I don't want to send her a separate snack, I feel like that will only single her out and give her bad emotional associations with food. I am not a very confrontational person, so even talking to the director about the food they provide seems scary to me. I guess sooner or later I need to stop sitting here simmering about it and actually say something if it bothers me so much. I've thought about offering to donate snacks now and then, things like 100% whole wheat pretzels instead of the kind they usually buy, or the 100% whole wheat juice-sweetened fig newtons I get occasionally. But that would get expensive, and besides, I'm already paying for her snacks through tuition and it's not really fair for me to single-handedly fund ALL the kids' snacks. I could mount a campaign to try to get the parents to add a couple dollars more per month to their tuition payments so we can upgrade the kids' food, but they all seem pretty happy feeding their kids junk and again, the whole confrontational aspect of it frightens me and I don't want to be THAT mom.

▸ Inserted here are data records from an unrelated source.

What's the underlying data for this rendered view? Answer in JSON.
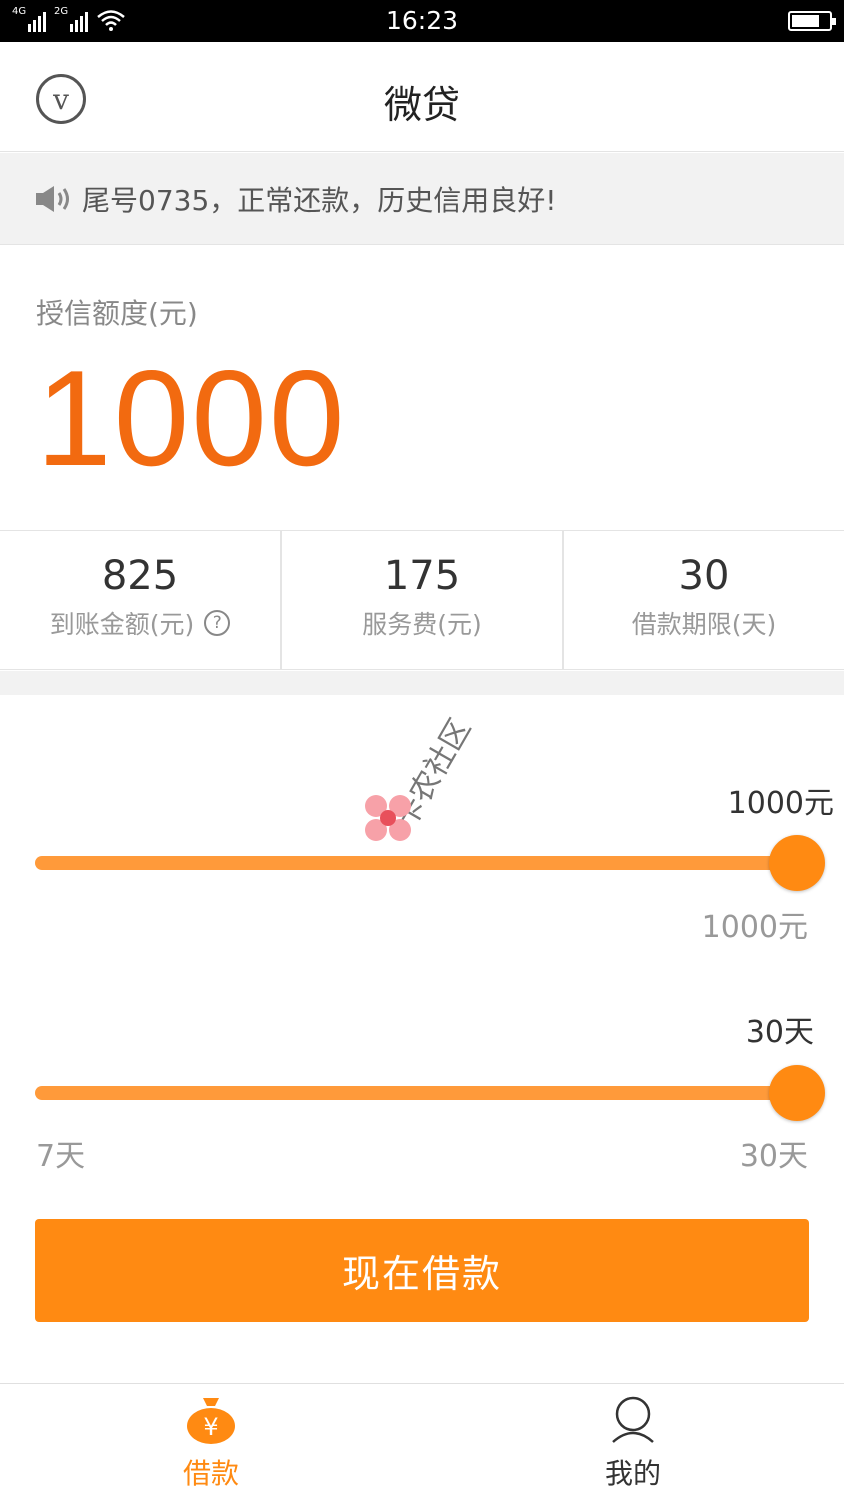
{
  "status_bar": {
    "time": "16:23",
    "network1": "4G",
    "network2": "2G",
    "battery_level": 0.75
  },
  "header": {
    "title": "微贷",
    "logo_letter": "v"
  },
  "notice": {
    "text": "尾号0735，正常还款，历史信用良好!"
  },
  "credit": {
    "label": "授信额度(元)",
    "value": "1000"
  },
  "stats": [
    {
      "value": "825",
      "label": "到账金额(元)",
      "help": "?"
    },
    {
      "value": "175",
      "label": "服务费(元)"
    },
    {
      "value": "30",
      "label": "借款期限(天)"
    }
  ],
  "watermark": {
    "text": "卡农社区"
  },
  "amount_slider": {
    "value_label": "1000元",
    "max_label": "1000元",
    "level": 1.0
  },
  "term_slider": {
    "value_label": "30天",
    "min_label": "7天",
    "max_label": "30天",
    "level": 1.0
  },
  "borrow_button": {
    "label": "现在借款"
  },
  "tabbar": {
    "items": [
      {
        "label": "借款",
        "icon": "money-bag-icon",
        "icon_glyph": "¥",
        "active": true
      },
      {
        "label": "我的",
        "icon": "user-icon",
        "active": false
      }
    ]
  },
  "colors": {
    "accent": "#ff8a12",
    "credit_value": "#f26a10",
    "track": "#ff9a3a"
  }
}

So when it comes time for the classroom parties and I CAN have a little control over the food, I jump at the chance to give them healthy things. At the Thanksgiving party I made a melon turkey with fruit skewers for tailfeathers, thinking at least this way they will have some fruit and it will be presented in a fun way that will make them want to eat it. For the Valentine's Day party, I realized that I should be doing the opposite...there WILL be junk there, so I might as well volunteer to bring the junk so I can make it my way and let the other parents bring the fruit since that is inherently healthy. Luckily, at the planning meeting when the head mom suggested doing a buffet of sweets one of the other moms did the confrontation part for me and said that there should probably be SOME healthy food. That gave me a great opportunity to suggest having a selection of foods that are naturally red, and it seemed to go over well. So it seems all I need to do is enlist a like-minded confrontational person to be my sidekick, then I can really get things done!

We ended up with a menu of apples, strawberries, raspberries, red peppers, babybel cheese wheels (in the RED wax!), red juice boxes, and I made 100% whole wheat cutout cookies with juice-sweetened jam. The kids seemed to enjoy it but not many of them cleaned their plates. I was disappointed at first, until I remembered that not many of them cleaned their plates at the Thanksgiving party either, even though the menu was much more junky then. It amazes me how little kids will eat unless encouraged when there is interesting stuff going on around them. My own daughter ate the cheese, strawberries and raspberries eventually, hoovered the jelly out of her cookie (even though she will eat the whole thing at home), and thoughtfully returned her unwanted apple slices to the communal bowl. Eew.

It was nice however to know as they tore around like demons afterward that the insanity was being powered by 100% kid energy and not by piles of sugar and dye.

Musical Hearts

The music stopped!

Charlotte playing with the big kids (in the tutu SHE picked out to wear today!)

Hopefully, with practice, I will get less timid about trying to effect change. Maybe eventually I can be ok with being THAT mom. Because I like my sweet, preservative-free kids just as they are!